Reward and Cost Split¶

PowerZoo treats every task as a Constrained MDP (CMDP): maximise the discounted reward subject to a discounted cost being below a budget.

\[ \max_\pi \; \mathbb{E}_\pi\!\left[\sum_{t=0}^{T} \gamma^t r_t\right] \quad \text{s.t.} \quad \mathbb{E}_\pi\!\left[\sum_{t=0}^{T} \gamma^t c_{k,t}\right] \leq d_k \]

This page explains how that split appears in the codebase and in the info dict at every step. The full env API is in Python contract; the underlying physics is in Power systems primer.

Why a separate cost channel¶

Reward shaping cannot guarantee constraint satisfaction. A reward like economic_value − λ · violation only biases the policy; under-tuned, it ignores the constraint, and over-tuned, it sacrifices reward to stay safe. By keeping safety in a separate channel, you can plug in Lagrangian, primal-dual, CPO or any other constrained-RL algorithm without rewriting the env.

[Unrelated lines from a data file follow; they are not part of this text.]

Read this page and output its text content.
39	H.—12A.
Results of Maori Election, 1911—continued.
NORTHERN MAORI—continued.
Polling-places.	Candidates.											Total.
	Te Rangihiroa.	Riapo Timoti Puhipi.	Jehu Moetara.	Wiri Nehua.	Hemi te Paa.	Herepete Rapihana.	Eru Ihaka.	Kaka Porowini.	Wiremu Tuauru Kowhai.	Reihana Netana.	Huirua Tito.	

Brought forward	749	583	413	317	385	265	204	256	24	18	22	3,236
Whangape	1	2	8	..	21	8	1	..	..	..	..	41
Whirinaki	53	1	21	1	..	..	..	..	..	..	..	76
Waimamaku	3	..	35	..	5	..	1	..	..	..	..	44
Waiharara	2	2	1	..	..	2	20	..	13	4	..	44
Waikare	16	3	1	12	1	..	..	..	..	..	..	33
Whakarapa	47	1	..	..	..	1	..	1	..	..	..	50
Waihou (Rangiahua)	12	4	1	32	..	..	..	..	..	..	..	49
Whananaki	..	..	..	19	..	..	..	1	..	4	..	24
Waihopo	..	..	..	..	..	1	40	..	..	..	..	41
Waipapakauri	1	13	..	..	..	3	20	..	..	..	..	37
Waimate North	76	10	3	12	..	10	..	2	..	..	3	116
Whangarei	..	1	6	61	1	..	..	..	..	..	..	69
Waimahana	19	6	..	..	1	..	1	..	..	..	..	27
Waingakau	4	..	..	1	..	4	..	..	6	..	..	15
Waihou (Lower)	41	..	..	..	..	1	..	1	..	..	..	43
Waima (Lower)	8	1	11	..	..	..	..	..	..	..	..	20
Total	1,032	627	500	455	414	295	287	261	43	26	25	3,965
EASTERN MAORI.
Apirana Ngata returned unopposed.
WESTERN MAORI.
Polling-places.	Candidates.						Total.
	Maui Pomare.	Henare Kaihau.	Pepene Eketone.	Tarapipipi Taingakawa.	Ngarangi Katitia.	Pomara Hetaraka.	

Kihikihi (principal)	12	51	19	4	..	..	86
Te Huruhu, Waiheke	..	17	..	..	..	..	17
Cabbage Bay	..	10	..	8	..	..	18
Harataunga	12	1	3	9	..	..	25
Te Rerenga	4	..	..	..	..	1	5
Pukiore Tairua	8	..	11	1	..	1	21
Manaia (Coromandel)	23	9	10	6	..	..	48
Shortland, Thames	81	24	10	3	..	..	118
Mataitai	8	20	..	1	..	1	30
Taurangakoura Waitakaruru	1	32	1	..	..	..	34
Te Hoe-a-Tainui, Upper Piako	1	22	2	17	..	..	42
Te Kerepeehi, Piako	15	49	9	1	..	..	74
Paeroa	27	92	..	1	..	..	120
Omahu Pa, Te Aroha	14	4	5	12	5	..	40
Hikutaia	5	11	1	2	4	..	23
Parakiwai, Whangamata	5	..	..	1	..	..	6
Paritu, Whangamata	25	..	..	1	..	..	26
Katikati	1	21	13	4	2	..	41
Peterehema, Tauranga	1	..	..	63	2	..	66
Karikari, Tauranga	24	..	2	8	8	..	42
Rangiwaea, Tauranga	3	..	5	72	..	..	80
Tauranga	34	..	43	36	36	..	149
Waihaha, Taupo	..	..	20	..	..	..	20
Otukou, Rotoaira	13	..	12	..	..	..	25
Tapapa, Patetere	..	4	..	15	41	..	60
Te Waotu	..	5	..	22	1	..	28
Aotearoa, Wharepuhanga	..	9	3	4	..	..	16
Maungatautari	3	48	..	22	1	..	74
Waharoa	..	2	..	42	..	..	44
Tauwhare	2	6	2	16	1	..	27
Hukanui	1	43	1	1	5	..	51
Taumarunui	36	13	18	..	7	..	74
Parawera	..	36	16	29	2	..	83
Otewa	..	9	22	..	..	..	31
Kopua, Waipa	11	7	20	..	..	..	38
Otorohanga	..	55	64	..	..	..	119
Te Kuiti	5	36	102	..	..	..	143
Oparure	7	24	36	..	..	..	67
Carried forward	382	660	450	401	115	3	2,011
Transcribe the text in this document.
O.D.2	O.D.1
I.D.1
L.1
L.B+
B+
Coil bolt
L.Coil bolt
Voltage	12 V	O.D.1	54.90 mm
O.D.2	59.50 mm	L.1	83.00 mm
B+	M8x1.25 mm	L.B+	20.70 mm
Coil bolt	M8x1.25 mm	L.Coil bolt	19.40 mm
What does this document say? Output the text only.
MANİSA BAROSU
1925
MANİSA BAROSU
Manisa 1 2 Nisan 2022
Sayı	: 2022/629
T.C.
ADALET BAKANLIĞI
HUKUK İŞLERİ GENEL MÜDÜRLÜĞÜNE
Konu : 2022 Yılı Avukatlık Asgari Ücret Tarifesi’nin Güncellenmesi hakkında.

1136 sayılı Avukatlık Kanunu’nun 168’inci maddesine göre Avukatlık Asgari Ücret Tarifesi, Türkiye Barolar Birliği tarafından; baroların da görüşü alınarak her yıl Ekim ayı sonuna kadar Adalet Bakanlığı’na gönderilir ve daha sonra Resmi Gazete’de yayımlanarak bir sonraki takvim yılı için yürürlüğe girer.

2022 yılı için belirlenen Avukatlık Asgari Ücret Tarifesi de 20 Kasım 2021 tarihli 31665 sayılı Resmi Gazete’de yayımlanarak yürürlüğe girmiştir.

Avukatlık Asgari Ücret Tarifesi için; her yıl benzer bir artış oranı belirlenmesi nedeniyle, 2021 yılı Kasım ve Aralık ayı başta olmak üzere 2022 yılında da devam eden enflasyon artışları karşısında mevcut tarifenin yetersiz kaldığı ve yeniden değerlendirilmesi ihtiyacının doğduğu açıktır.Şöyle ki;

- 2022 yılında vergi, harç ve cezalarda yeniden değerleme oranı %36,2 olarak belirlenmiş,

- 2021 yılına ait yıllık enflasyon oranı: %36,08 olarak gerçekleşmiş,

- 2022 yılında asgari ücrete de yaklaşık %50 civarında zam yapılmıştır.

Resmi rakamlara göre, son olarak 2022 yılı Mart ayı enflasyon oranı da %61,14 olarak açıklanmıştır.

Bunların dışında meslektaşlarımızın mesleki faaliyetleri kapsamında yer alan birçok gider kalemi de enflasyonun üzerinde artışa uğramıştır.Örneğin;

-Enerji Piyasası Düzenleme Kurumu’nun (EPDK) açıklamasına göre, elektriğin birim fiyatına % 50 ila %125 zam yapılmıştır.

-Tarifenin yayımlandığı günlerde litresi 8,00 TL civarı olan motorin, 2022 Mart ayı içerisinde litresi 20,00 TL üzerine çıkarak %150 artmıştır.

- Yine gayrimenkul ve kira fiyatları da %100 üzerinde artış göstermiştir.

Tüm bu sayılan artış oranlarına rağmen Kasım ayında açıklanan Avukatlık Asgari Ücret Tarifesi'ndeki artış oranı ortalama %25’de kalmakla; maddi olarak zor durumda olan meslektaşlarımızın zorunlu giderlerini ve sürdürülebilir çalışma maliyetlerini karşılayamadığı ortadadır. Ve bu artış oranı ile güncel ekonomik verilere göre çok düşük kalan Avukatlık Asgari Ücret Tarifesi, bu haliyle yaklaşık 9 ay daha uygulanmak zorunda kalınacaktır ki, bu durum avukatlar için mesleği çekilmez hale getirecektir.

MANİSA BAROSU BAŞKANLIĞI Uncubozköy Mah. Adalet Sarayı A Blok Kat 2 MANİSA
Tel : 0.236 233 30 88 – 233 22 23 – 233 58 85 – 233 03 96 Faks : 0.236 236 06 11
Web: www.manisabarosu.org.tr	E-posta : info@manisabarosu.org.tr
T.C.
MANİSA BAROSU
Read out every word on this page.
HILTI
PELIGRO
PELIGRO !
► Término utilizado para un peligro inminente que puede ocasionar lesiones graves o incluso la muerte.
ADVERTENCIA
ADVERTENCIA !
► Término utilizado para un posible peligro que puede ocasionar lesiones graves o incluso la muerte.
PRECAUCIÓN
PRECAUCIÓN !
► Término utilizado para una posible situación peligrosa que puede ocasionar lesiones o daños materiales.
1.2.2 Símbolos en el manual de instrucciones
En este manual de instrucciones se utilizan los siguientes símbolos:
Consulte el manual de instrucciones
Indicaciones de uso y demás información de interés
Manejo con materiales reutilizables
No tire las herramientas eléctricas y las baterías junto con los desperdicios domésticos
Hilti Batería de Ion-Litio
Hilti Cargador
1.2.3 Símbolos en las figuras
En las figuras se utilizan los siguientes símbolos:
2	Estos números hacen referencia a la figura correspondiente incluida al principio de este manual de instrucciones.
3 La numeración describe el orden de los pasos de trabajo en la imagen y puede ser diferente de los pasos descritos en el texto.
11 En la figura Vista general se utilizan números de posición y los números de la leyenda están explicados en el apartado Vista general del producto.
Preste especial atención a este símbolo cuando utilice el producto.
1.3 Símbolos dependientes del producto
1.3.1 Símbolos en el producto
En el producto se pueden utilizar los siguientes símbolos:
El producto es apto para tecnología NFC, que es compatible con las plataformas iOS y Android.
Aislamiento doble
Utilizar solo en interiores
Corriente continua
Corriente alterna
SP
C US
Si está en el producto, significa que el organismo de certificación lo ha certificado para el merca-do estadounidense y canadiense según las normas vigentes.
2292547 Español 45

A standard reward-only RL agent that ignores the vector cost (or its scalar compatibility alias) still trains — it just produces an unsafe policy.

What goes into reward¶

The reward channel carries only the economic / task objective:

OPF / UC (marl_opf, opf_118, opf_118_7d, marl_uc): negative generation cost (plus startup / shutdown cost for UC).
Battery / DER / EV arbitrage (battery_arbitrage, marl_der_arbitrage, marl_ev_v2g): trading profit (plus departure-readiness bonus for EV).
Data center (dc_scheduling): weighted -(energy + SLA + PUE).
DC microgrid (dc_microgrid, dc_microgrid_safe): scalarised r_energy + w_cost · r_cost + w_carbon · r_carbon, with the per-component vector also exposed in info["reward_vector"].
Markets (gencos_bidding, CostBasedMarketEnv, BidBasedMarketEnv): per-step LMP-driven settlement profit.
DSO (make_dso_env): network loss (-loss_penalty_weight * p_loss_MW).

What goes into cost¶

The cost channel carries physical safety violations in physical units:

Line thermal overload (MW), bus voltage violation (pu).
Battery / EV SOC bound violations, EV departure SOC missed, EV away-but-acted.
Data-center zone over-temperature (°C above critical).
Microgrid SLA / power-deficit violations.

How costs flow from a resource to the agent¶

PowerZoo uses a simple prefix convention: any key returned by resource.status() whose name starts with cost_ is collected automatically.

flowchart LR
    R["Resource.status()\n{ ..., cost_clipped_power: 0.3 }"]
    --> P["PowerEnv._augment_info()\nsums all cost_* fields per resource"]
    --> S["info['cost_resource']"]
    --> C["info['constraint_costs']\n(full vector)"]
    --> T["TaskCMDPWrapper\nselected_constraint_costs"]
    --> W["SafeRLWrapper / GymnasiumSafeWrapper\nscalar compatibility alias"]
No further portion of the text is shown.